Te Taiawatea Moko-Painting
Ngāti Awa, Ngāti Porou, Tūhourangi (Te Arawa), Waikato
Tonganui Scholar 2025
Te Taiawatea’s emerging PhD will explore how land-based impacts affect the health of pāua (Haliotis iris) in Reporua (Aotearoa) and pā’ua (Tridacna maxima) in Rarotonga (Cook Islands), and how reconnecting Māori across Te Moana-nui-a-Kiwa through shared whakapapa and language can support climate-resilient futures for our taonga and communities.
Te Taiawatea’s moemoeā…
This research asks:
1. What is the ecological and cultural state of pāua and pā’ua today?
2. How did two distinct species come to share a name, and what does this reveal about our knowledge systems?
3. How do current policies and customary governance shape their management?
4. What could future, climate-resilient systems look like?

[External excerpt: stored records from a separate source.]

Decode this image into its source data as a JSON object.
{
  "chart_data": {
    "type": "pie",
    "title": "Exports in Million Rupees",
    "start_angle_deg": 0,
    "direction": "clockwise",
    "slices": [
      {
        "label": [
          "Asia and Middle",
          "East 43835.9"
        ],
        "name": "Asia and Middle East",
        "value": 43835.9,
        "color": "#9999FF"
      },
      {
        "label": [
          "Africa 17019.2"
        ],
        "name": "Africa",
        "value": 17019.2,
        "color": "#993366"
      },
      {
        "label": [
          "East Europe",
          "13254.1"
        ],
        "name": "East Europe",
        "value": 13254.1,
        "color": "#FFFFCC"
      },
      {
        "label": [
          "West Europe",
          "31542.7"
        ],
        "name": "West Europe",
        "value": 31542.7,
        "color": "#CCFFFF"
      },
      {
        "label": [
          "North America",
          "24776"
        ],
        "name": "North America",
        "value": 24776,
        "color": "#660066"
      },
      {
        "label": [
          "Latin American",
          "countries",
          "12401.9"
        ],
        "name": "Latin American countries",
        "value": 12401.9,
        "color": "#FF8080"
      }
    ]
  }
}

This kaupapa was first endorsed at our Ngāti Rangi Marae AGM in 2022, and my journey has since been shaped by both whānau and whakapapa. After pausing for the births of my children, I returned to the project in 2024, and this year’s Pacific Climate Resilience Roadshow reminded me that my whakapapa extends beyond Aotearoa. With the guidance of supervisors Professor Kura Paul-Burke, Distinguished Professor Linda Tuhiwai Smith, and Dr Teina Rongo (Cook Islands), I am ready to take this work forward.
The vision is to restore and protect these taonga species by weaving together Indigenous knowledge and policy pathways. Through fieldwork in Reporua and Rarotonga, wānanga with communities, policy analysis, and exploration of language and naming, the research will connect ecological wellbeing with identity, food sovereignty, and intergenerational care.
Funding will support community-led fieldwork and engagement, ensuring knowledge holders are properly resourced. Ultimately, this kaupapa strengthens Pacific resilience by restoring relationships between people, language, and moana, recognising that the health of pāua and pā’ua reflects the health of us all.